Ariel Sharon es, de momento sólo en Bélgica, un criminal de guerra supuesto. Presunto. No se espera en todo caso una próxima visita suya a Bruselas. A él no le importa. Pero es de temer que a la ciudadanía israelí acabe importándole, ya no este detalle, sino las consecuencias que de él se derivan para sus propias vidas como seres humanos que ansían seguridad y bienestar y -por qué no- algo de felicidad tranquila. Porque la espiral de odio y violencia que ha desatado Sharon en las últimas semanas, por no hablar de heroicidades más lejanas, amenazan con implantar en Israel, a principios del siglo XXI, el terror a la aniquilación como fórmula de vida, más de medio siglo después de la fundación de este Estado y de los ingentes esfuerzos de tantos hombres de bien por buscar cuadraturas de círculos históricos que dieran una normalidad asumible a la gran excepcionalidad que fue la creación de dicho Estado.

Realmente es un legado que no se merecen ni quienes le votaron ni quienes hoy, que son más, le apoyan en su política precisamente por el miedo. Las últimas medidas tomadas por el Gobierno de Sharon deberían hacer comprender a Peres y a muchos otros que la colaboración ya es mera complicidad. El culto a la responsabilidad colectiva de que hace gala el primer ministro israelí en su trato al pueblo palestino -véase la obscena prohibición de acceso a los aeropuertos por criterios de raza- induce ya a comparaciones odiosas e inexpresables.
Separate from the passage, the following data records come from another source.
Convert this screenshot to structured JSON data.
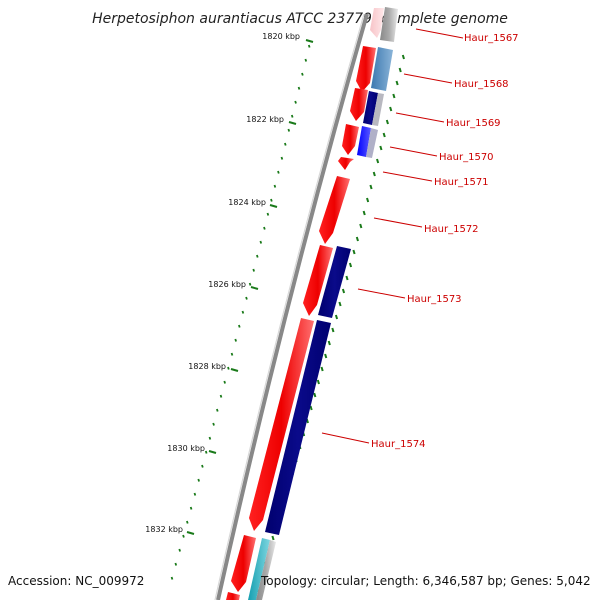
{
  "title": "Herpetosiphon aurantiacus ATCC 23779, complete genome",
  "accession": "Accession: NC_009972",
  "topology": "Topology: circular; Length: 6,346,587 bp; Genes: 5,042",
  "tick_labels": [
    "1820 kbp",
    "1822 kbp",
    "1824 kbp",
    "1826 kbp",
    "1828 kbp",
    "1830 kbp",
    "1832 kbp"
  ],
  "gene_labels": [
    "Haur_1567",
    "Haur_1568",
    "Haur_1569",
    "Haur_1570",
    "Haur_1571",
    "Haur_1572",
    "Haur_1573",
    "Haur_1574"
  ],
  "colors": {
    "backbone": "#808080",
    "forward_strand": "#ff0000",
    "reverse_strand": "#000080",
    "reverse_strand_alt": "#4682b4",
    "reverse_strand_blue": "#0000ff",
    "cyan_feature": "#20b2c0",
    "grey_feature": "#c8c8c8",
    "gc_skew_dots": "#1a7a1a",
    "label_text": "#cc0000"
  },
  "icons": [
    "forward-arrow-icon",
    "reverse-bar-icon"
  ]
}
Por respeto a millones de muertos quedarán en el aire. Pero es él quien vierte vergüenza sobre su país y su pueblo, no quienes desde la desesperación puedan verse abocados a paralelismos siempre improcedentes.

Sharon ha cruzado varias veces la línea roja que separa a la civilización de la barbarie. Ahora ya parece decidido a instalarse allende la divisoria. Y Washington debiera darse cuenta de que su pasividad ante tanto desafuero es la peor forma de afrontar el gran reto que tiene desde el 11 de septiembre. La política de Sharon es un torpedo en la línea de flotación de la seguridad de Estados Unidos y las democracias occidentales en general. Su arrogancia, el despliegue de rencor, la política sistemática de humillación y el alarde de violencia no sólo ponen en peligro la seguridad de toda la ciudadanía israelí, por no hablar de la palestina, sino también la de todos quienes detestan todos los fanatismos y creen en las sociedades abiertas y plurales.

Sharon comienza a ser para todos nosotros, demócratas israelíes o de cualquier lugar del mundo, un peligro similar al que representa Osama Bin Laden. Uno se halla huido. Pero el otro tiene teléfono y apartado de correos. Va siendo hora de que George Bush lo recuerde. Antes de que sea demasiado tarde. Cuando un amigo enferma, el mejor favor es llevarlo al médico. Aun en contra de su voluntad.